Masters: Round two wrap-up report
Rory McIlroy shrugged away his second-round agony at St Andrews last year and leads by two at Augusta.
Rory McIlroy shrugged away the memory of his second-round agony at St Andrews last year and will take a two-shot lead into the weekend at the 75th Masters.
There was no St Andrew meltdown at the equally famous Augusta National on Friday; no awful 80 this time, as the 21-year-old Northern Ireland star added a solid 69 to his opening 65 to take his 36-hole halfway total to a 10-under that might well have left the field scrambling far behind, but for a magnificent Friday fight back by Australian Jason Day, one of McIlroy’s two 20-something playing partners.
Day started the second round at level par after posting a modest 72 on Thursday, but came storming back with an 8-under 64 to end a glorious day just two shots off the pace being set by McIlroy.
The third young lion in one of the most exciting groups at Augusta on Friday, America’s stylish young gun Ricky Fowler, didn’t fare quite as well, but at 5-under after a 69, he’s still in the hunt.
And so too, believe it or not, is a lurking Tiger Woods, who was looking dangerously like the fierce and relentless gladiator of old, having picked up five shots with some magnificent iron play to card a 6-under 66 and go to just three off the pace at 7-under in a third-place tie with Korea’s KJ Choi.
Yes, suddenly the man who had been written off by many after his very ordinary opening 1-under 71 was into a tie for 3rd place with KJ Choi with Australia’s former US Open champion Geoff Ogilvy in 5th place tie with Spaniard Alvaro Quiros, who had been the joint overnight leader with McIlroy.

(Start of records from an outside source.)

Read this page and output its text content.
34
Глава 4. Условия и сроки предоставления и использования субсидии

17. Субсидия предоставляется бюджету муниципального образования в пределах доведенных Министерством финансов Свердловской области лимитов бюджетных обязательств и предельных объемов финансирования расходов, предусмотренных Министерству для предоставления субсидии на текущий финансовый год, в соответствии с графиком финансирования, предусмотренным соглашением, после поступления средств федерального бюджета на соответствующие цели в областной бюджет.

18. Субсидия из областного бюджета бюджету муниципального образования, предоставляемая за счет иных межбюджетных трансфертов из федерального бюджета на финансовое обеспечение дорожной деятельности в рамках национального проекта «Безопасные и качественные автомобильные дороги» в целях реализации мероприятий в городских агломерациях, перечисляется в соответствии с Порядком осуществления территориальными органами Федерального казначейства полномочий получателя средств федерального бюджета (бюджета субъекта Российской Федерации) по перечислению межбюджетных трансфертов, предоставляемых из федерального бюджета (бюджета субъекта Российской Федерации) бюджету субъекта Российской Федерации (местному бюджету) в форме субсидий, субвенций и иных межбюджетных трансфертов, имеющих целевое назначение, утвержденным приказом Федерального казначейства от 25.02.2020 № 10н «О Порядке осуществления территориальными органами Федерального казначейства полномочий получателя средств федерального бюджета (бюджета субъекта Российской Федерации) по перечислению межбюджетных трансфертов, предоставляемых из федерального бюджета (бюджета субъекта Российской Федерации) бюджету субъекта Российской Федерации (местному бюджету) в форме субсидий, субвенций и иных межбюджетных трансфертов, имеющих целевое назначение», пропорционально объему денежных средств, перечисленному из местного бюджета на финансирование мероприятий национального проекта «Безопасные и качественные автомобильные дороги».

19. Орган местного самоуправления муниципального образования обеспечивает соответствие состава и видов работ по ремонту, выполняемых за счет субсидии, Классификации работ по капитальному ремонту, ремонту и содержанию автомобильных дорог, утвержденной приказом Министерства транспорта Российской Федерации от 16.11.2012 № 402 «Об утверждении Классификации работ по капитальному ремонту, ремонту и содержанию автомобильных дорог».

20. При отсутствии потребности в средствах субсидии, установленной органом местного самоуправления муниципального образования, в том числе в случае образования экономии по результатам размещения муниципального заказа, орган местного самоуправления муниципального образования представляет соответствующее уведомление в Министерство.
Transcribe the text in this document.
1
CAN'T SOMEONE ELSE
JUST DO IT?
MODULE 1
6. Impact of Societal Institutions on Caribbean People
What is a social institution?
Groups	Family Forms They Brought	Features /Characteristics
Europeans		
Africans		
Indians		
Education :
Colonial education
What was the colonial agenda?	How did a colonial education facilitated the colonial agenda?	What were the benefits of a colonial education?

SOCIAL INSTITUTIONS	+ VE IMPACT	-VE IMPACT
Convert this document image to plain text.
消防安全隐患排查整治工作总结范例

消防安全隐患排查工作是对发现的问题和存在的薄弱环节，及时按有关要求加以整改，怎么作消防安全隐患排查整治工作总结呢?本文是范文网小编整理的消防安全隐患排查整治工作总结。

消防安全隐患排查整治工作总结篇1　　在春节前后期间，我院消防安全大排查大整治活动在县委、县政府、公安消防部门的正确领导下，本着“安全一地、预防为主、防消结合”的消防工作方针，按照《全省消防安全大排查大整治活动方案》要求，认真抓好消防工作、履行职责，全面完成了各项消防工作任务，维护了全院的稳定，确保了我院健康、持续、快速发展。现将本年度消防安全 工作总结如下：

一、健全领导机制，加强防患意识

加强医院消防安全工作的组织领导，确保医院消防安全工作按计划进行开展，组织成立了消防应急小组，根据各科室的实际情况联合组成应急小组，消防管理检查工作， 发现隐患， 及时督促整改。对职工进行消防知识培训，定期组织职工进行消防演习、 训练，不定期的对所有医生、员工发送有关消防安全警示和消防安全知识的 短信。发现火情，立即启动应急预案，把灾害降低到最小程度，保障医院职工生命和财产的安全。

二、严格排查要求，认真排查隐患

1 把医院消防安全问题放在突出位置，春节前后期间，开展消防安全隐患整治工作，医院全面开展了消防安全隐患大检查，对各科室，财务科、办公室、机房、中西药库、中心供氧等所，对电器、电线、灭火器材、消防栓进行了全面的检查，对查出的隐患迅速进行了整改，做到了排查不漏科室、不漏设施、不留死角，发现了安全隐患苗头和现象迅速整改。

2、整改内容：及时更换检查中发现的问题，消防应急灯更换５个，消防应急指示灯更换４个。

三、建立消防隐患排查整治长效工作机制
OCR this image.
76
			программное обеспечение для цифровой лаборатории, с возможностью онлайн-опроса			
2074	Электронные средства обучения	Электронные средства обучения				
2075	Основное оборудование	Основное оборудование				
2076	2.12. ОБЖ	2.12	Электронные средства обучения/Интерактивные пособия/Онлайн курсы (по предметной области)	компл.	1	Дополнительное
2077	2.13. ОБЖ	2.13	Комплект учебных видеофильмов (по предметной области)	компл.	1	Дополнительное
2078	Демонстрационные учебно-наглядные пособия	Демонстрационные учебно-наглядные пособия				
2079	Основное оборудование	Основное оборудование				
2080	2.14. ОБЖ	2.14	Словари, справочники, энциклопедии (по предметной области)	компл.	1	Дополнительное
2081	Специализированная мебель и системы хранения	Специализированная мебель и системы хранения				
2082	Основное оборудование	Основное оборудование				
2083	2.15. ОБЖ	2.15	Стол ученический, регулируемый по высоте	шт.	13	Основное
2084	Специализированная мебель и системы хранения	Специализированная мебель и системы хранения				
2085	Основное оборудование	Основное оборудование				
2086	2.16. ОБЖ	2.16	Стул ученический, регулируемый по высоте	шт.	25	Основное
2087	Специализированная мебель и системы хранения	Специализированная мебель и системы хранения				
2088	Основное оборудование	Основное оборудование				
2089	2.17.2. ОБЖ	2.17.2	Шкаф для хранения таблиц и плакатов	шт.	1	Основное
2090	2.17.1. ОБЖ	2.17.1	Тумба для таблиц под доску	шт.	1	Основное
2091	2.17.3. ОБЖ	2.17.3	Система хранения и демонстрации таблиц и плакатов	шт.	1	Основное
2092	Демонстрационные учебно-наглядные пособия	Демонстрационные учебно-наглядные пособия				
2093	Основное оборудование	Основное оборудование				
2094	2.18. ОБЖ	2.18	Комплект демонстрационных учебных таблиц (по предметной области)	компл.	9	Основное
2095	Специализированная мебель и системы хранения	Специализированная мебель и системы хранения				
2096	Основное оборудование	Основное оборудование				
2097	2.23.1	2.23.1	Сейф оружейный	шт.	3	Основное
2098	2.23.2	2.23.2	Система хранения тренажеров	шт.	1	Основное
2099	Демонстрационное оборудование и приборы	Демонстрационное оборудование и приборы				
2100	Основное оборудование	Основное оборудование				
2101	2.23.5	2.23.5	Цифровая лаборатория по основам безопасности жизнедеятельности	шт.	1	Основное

Choi posted a solid 70 as against Ogilvy’s 69 and the disappointing 73 of Spanish bomber Alvaro Quiros, the leader of the longest driver averages after round one.
England’s Luke Donald and Ross Fisher were at four under with defending champion Phil Mickelson on only two under after a frustrating 72.
McIlroy, third in the last two majors of last season, built on his opening 65 just as he had hoped he would and will be delighted that he is still out in front heading into the weekend of this the first major of the 2011 season.
Choi and fellow Korean YE Yang had overtaken him before he had teed off again and Quiros got to eight under as well before taking two in a bunker at the 12th and double-bogeying.
But McIlroy continued on his merry way with birdies at the second, fifth, ninth and par five 13th which could have brought him even more joy had he not missed a 10-footer for an eagle.
This especially so as he had picked up his first bogey of the tournament a hole earlier on the 155-yard par three 12th.
There were no more fireworks in his round as he wisely parred the remaining five holes, for that was clearly better than an implosion.
Donald, meanwhile, equalled the lowest round of his Masters career with a 68.
After recovering from three over par after 10 holes to open with a level par 72 Donald said: “I’m in a good position.
“I think I’ve played enough here to know you can get on some runs and fortunately that happened. I didn’t make a great start, but I certainly didn’t panic.”
As for McIlroy being in the lead Donald added: “It’s early days. The weekend’s only going to get tougher.”
Donald was playing with 51-year-old Fred Couples, who did even better than him on the first two days with a five under aggregate that put him in joint fifth spot with fellow Americans Fowler, Ricky Barnes, Yang, and Wofrld No 2 Lee Westwood who came in under the radar with a sparkling 67 to make up a lot of ground and get back into the race, just as Tiger was doing,
On the other hand, Phil Mickelson’s chances of a successful defence and a fourth green jacket in eight years were hit by three bogeys in four holes from the third.
In typical fashion the tournament favourite, a winner in Houston on Sunday, then birdied three of the next four, but he bogeyed the 11th after failing to find the green for the second day in a row and missed out on birdie chances at the 13th and 15th, Augusta’s two par fives on the inward half.
Mickelson said: “I left too many shots out there. I had six up and downs that were not hard and I didn’t make them.
“Fortunately I am not in that bad a position and I can get back in it, but I can’t afford this weekend to leave those shots out there.
“These next two days are my favourite two days of the year and you can make up a lot of ground.”
Paul Casey was two under after a 72 and Justin Rose (71) had a chance of making it through after playing the last six in four under. He eagled the 13th and birdied the 14th and 16th.
Ross Fisher added a 71 to his initial 69, while Scots Martin Laird was level par after 14 and US Open champion Graeme McDowell, partnering Woods again, stood one over.
Sandy Lyle’s 80 saw him crash out on nine over, while Ian Woosnam, who nearly pulled out before the start because of hip trouble, had 77 for 11 over.